You can use Server.MapPath to get the directory and then check if file exist using IO standard methods like File.Exists
The 404 or Not Found error message is a HTTP standard response code indicating that the client was able to communicate with the server but the server could not find what was requested. A 404 error indicates that the requested resource may be available in the future.
You can use a HEAD request (HttpWebRequest.Method = "HEAD")
in our application we have some kind of online help. It works really simple: If the user clicks on the help button a URL is build depending on the current language and help context (e.g. "http://example.com/help/" + [LANG_ID] + "[HELP_CONTEXT]) and called within the browser.
So my question is: How can i check if a file exists on the web server without loading the complete file content?
Thanks for your Help!
Update: Thanks for your help. My question has been answered.
Now we have proxy authentication problems an cannot send the HTTP request ;)
You can use .NET to do a HEAD request and then look at the status of the response.
Your code would look something like this (adapted from The Lowly HTTP HEAD Request):
// create the request
HttpWebRequest request = WebRequest.Create(url) as HttpWebRequest;
// instruct the server to return headers only
request.Method = "HEAD";
// make the connection
HttpWebResponse response = request.GetResponse() as HttpWebResponse;
// get the status code
HttpStatusCode status = response.StatusCode;
Here's a list detailing the status codes that can be returned by the StatusCode enumerator.
Can we assume that you are running your web application on the same web server as you are retrieving your help pages from? If yes, then you can use the Server.MapPath method to find a path to the file on the server combined with the File.Exists method from the System.IO namespace to confirm that the file exists.
Had the same problem myself and found this question and the answers here really useful.
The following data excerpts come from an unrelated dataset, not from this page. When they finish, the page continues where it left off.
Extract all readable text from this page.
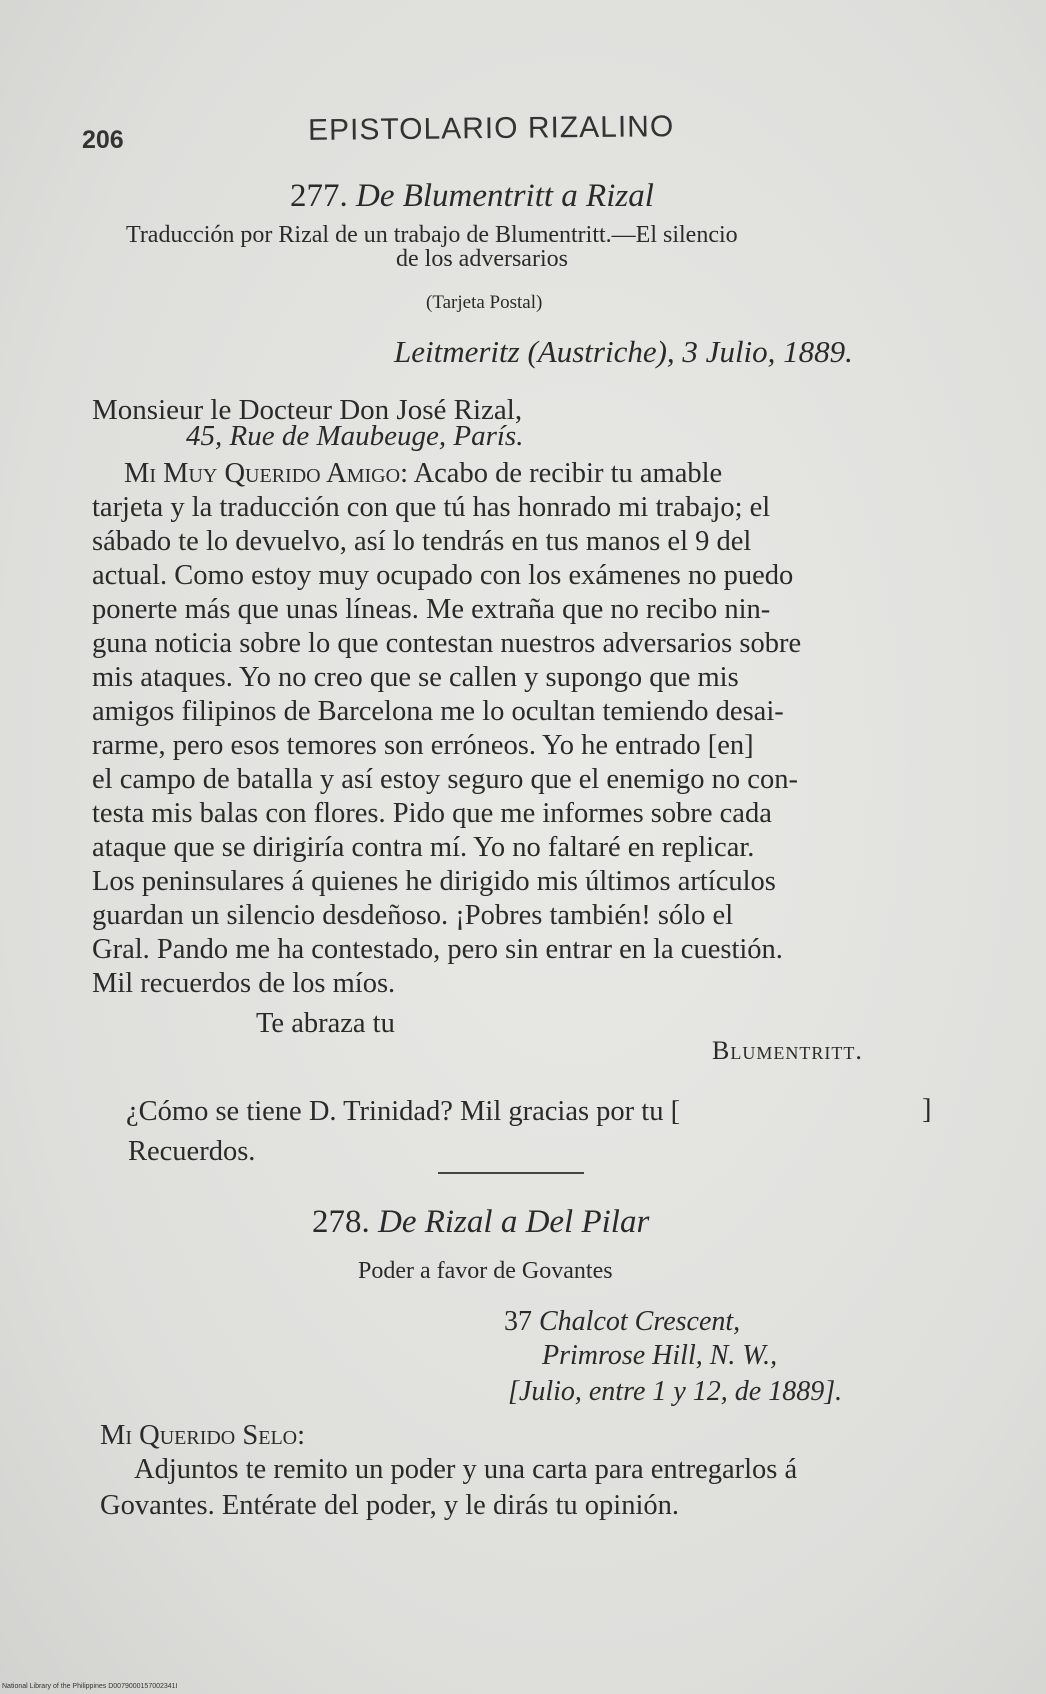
206	EPISTOLARIO RIZALINO
277. De Blumentritt a Rizal
Traducción por Rizal de un trabajo de Blumentritt.—El silencio
de los adversarios
(Tarjeta Postal)
Leitmeritz (Austriche), 3 Julio, 1889.
Monsieur le Docteur Don José Rizal,
45, Rue de Maubeuge, París.
Mi Muy Querido Amigo: Acabo de recibir tu amable
tarjeta y la traducción con que tú has honrado mi trabajo; el
sábado te lo devuelvo, así lo tendrás en tus manos el 9 del
actual. Como estoy muy ocupado con los exámenes no puedo
ponerte más que unas líneas. Me extraña que no recibo nin-
guna noticia sobre lo que contestan nuestros adversarios sobre
mis ataques. Yo no creo que se callen y supongo que mis
amigos filipinos de Barcelona me lo ocultan temiendo desai-
rarme, pero esos temores son erróneos. Yo he entrado [en]
el campo de batalla y así estoy seguro que el enemigo no con-
testa mis balas con flores. Pido que me informes sobre cada
ataque que se dirigiría contra mí. Yo no faltaré en replicar.
Los peninsulares á quienes he dirigido mis últimos artículos
guardan un silencio desdeñoso. ¡Pobres también! sólo el
Gral. Pando me ha contestado, pero sin entrar en la cuestión.
Mil recuerdos de los míos.
Te abraza tu
Blumentritt.
¿Cómo se tiene D. Trinidad? Mil gracias por tu [	]
Recuerdos.
278. De Rizal a Del Pilar
Poder a favor de Govantes
37 Chalcot Crescent,
Primrose Hill, N. W.,
[Julio, entre 1 y 12, de 1889].
Mi Querido Selo:
Adjuntos te remito un poder y una carta para entregarlos á
Govantes. Entérate del poder, y le dirás tu opinión.
National Library of the Philippines D0079000157002341I
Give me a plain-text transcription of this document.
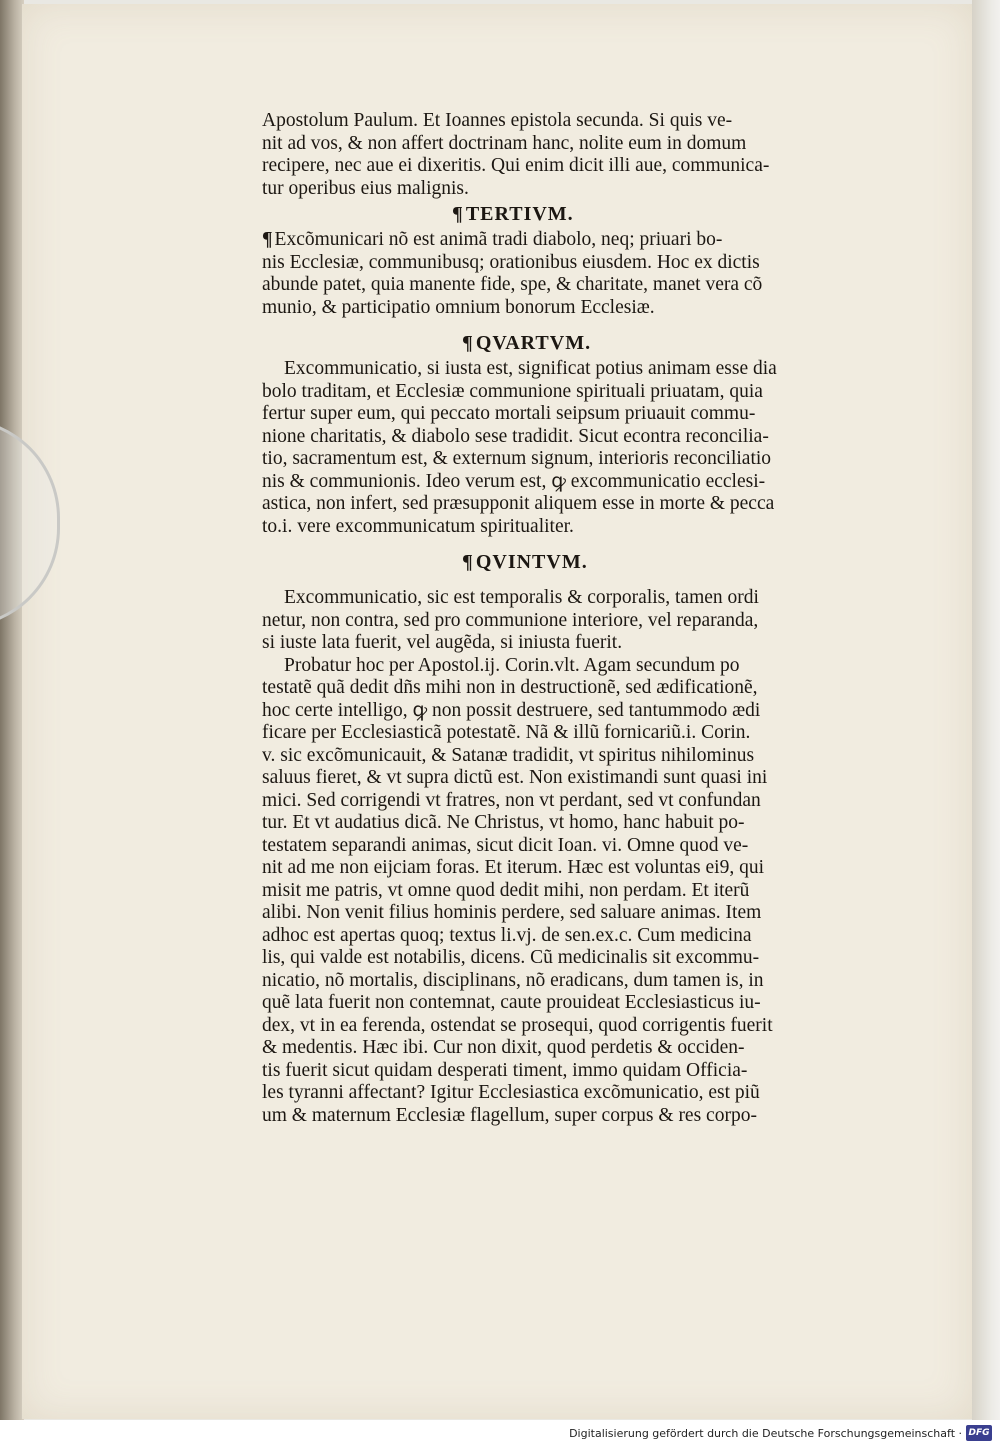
Apostolum Paulum. Et Ioannes epistola secunda. Si quis ve-
nit ad vos, & non affert doctrinam hanc, nolite eum in domum
recipere, nec aue ei dixeritis. Qui enim dicit illi aue, communica-
tur operibus eius malignis.
¶ TERTIVM.
¶ Excõmunicari nõ est animã tradi diabolo, neq; priuari bo-
nis Ecclesiæ, communibusq; orationibus eiusdem. Hoc ex dictis
abunde patet, quia manente fide, spe, & charitate, manet vera cõ
munio, & participatio omnium bonorum Ecclesiæ.
¶ QVARTVM.
Excommunicatio, si iusta est, significat potius animam esse dia
bolo traditam, et Ecclesiæ communione spirituali priuatam, quia
fertur super eum, qui peccato mortali seipsum priuauit commu-
nione charitatis, & diabolo sese tradidit. Sicut econtra reconcilia-
tio, sacramentum est, & externum signum, interioris reconciliatio
nis & communionis. Ideo verum est, ꝙ excommunicatio ecclesi-
astica, non infert, sed præsupponit aliquem esse in morte & pecca
to.i. vere excommunicatum spiritualiter.
¶ QVINTVM.
Excommunicatio, sic est temporalis & corporalis, tamen ordi
netur, non contra, sed pro communione interiore, vel reparanda,
si iuste lata fuerit, vel augẽda, si iniusta fuerit.
Probatur hoc per Apostol.ij. Corin.vlt. Agam secundum po
testatẽ quã dedit dñs mihi non in destructionẽ, sed ædificationẽ,
hoc certe intelligo, ꝙ non possit destruere, sed tantummodo ædi
ficare per Ecclesiasticã potestatẽ. Nã & illũ fornicariũ.i. Corin.
v. sic excõmunicauit, & Satanæ tradidit, vt spiritus nihilominus
saluus fieret, & vt supra dictũ est. Non existimandi sunt quasi ini
mici. Sed corrigendi vt fratres, non vt perdant, sed vt confundan
tur. Et vt audatius dicã. Ne Christus, vt homo, hanc habuit po-
testatem separandi animas, sicut dicit Ioan. vi. Omne quod ve-
nit ad me non eijciam foras. Et iterum. Hæc est voluntas ei9, qui
misit me patris, vt omne quod dedit mihi, non perdam. Et iterũ
alibi. Non venit filius hominis perdere, sed saluare animas. Item
adhoc est apertas quoq; textus li.vj. de sen.ex.c. Cum medicina
lis, qui valde est notabilis, dicens. Cũ medicinalis sit excommu-
nicatio, nõ mortalis, disciplinans, nõ eradicans, dum tamen is, in
quẽ lata fuerit non contemnat, caute prouideat Ecclesiasticus iu-
dex, vt in ea ferenda, ostendat se prosequi, quod corrigentis fuerit
& medentis. Hæc ibi. Cur non dixit, quod perdetis & occiden-
tis fuerit sicut quidam desperati timent, immo quidam Officia-
les tyranni affectant? Igitur Ecclesiastica excõmunicatio, est piũ
um & maternum Ecclesiæ flagellum, super corpus & res corpo-
Digitalisierung gefördert durch die Deutsche Forschungsgemeinschaft · DFG
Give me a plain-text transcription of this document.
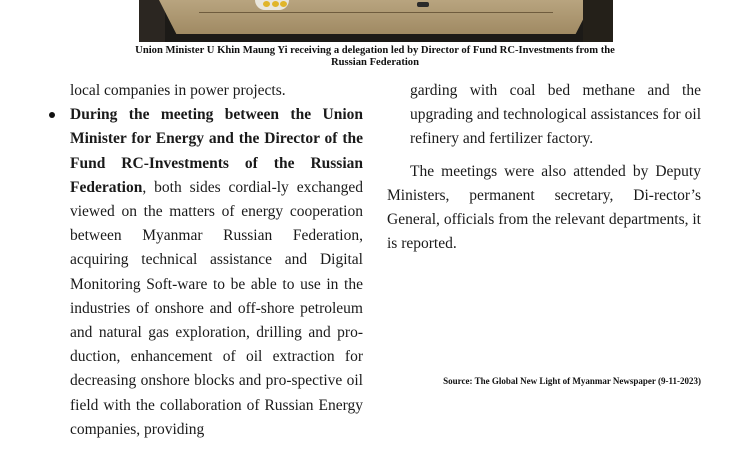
Union Minister U Khin Maung Yi receiving a delegation led by Director of Fund RC-Investments from the
Russian Federation

local companies in power projects.

During the meeting between the Union Minister for Energy and the Director of the Fund RC-Investments of the Russian Federation, both sides cordial-ly exchanged viewed on the matters of energy cooperation between Myanmar Russian Federation, acquiring technical assistance and Digital Monitoring Soft-ware to be able to use in the industries of onshore and off-shore petroleum and natural gas exploration, drilling and pro-duction, enhancement of oil extraction for decreasing onshore blocks and pro-spective oil field with the collaboration of Russian Energy companies, providing

garding with coal bed methane and the upgrading and technological assistances for oil refinery and fertilizer factory.

The meetings were also attended by Deputy Ministers, permanent secretary, Di-rector’s General, officials from the relevant departments, it is reported.

Source: The Global New Light of Myanmar Newspaper (9-11-2023)
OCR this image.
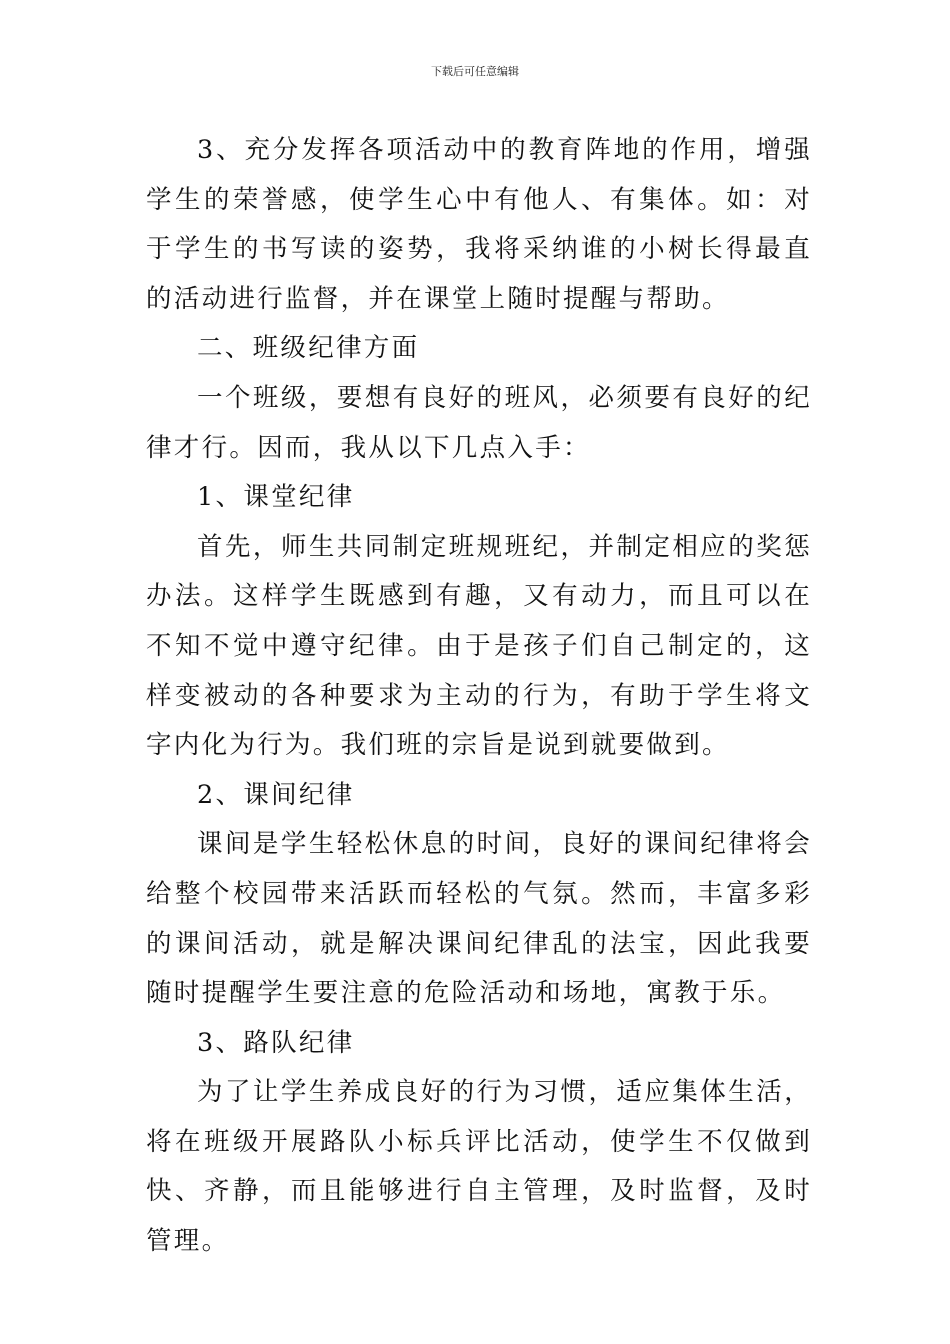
下载后可任意编辑

3、充分发挥各项活动中的教育阵地的作用，增强学生的荣誉感，使学生心中有他人、有集体。如：对于学生的书写读的姿势，我将采纳谁的小树长得最直的活动进行监督，并在课堂上随时提醒与帮助。

二、班级纪律方面

一个班级，要想有良好的班风，必须要有良好的纪律才行。因而，我从以下几点入手：

1、课堂纪律

首先，师生共同制定班规班纪，并制定相应的奖惩办法。这样学生既感到有趣，又有动力，而且可以在不知不觉中遵守纪律。由于是孩子们自己制定的，这样变被动的各种要求为主动的行为，有助于学生将文字内化为行为。我们班的宗旨是说到就要做到。

2、课间纪律

课间是学生轻松休息的时间，良好的课间纪律将会给整个校园带来活跃而轻松的气氛。然而，丰富多彩的课间活动，就是解决课间纪律乱的法宝，因此我要随时提醒学生要注意的危险活动和场地，寓教于乐。

3、路队纪律

为了让学生养成良好的行为习惯，适应集体生活，将在班级开展路队小标兵评比活动，使学生不仅做到快、齐静，而且能够进行自主管理，及时监督，及时管理。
But the answers here use the old WebRequest-class which is a bit outdated, it has no async support for starters. So I wanted to use the more modern way of doing it with HttpClient. Here is an example with a little helper class to check if the file exist:
using System.Net.Http;
using System.Threading.Tasks;
class HttpClientHelper
{
private static HttpClient _httpClient;
public static async Task<bool> DoesFileExist(string url)
{
if (_httpClient == null)
{
_httpClient = new HttpClient();
}
using (HttpRequestMessage request = new HttpRequestMessage(HttpMethod.Head, url))
{
using (HttpResponseMessage response = await _httpClient.SendAsync(request))
{
return response.StatusCode == System.Net.HttpStatusCode.OK;
}
}
}
}
Usage:
if (await HttpClientHelper.DoesFileExist("https://www.google.com/favicon.ico"))
{
// Yes it does!
}
else
{
// No it doesn't!
}
Send a HEAD request for the URL (instead of a GET). The server will return a 404 if it doesn't exist.
Take a look at the HttpWebResponse class. You could do something like this:
string url = "http://example.com/help/" + LANG_ID + HELP_CONTEXT;
WebRequest request=WebRequest.Create(URL);
HttpWebResponse response = (HttpWebResponse)request.GetResponse();
if (response.StatusDescription=="OK")
{
// worked
}
If you want to check the status of a document on the server:
function fetchStatus(address) {
var client = new XMLHttpRequest();
client.onreadystatechange = function() {
// in case of network errors this might not give reliable results
if(this.readyState == 4)
returnStatus(this.status);
}
client.open("HEAD", address);
client.send();
}
Thank you.
EDIT: Apparently a good method to do this would be a HEAD request.
You could also create a server-side application that stores the name of every available web page on the server. Your client application could then query this application and respond a little bit quicker than a full page request, and without throwing a 404 error every time the file doesn't exist.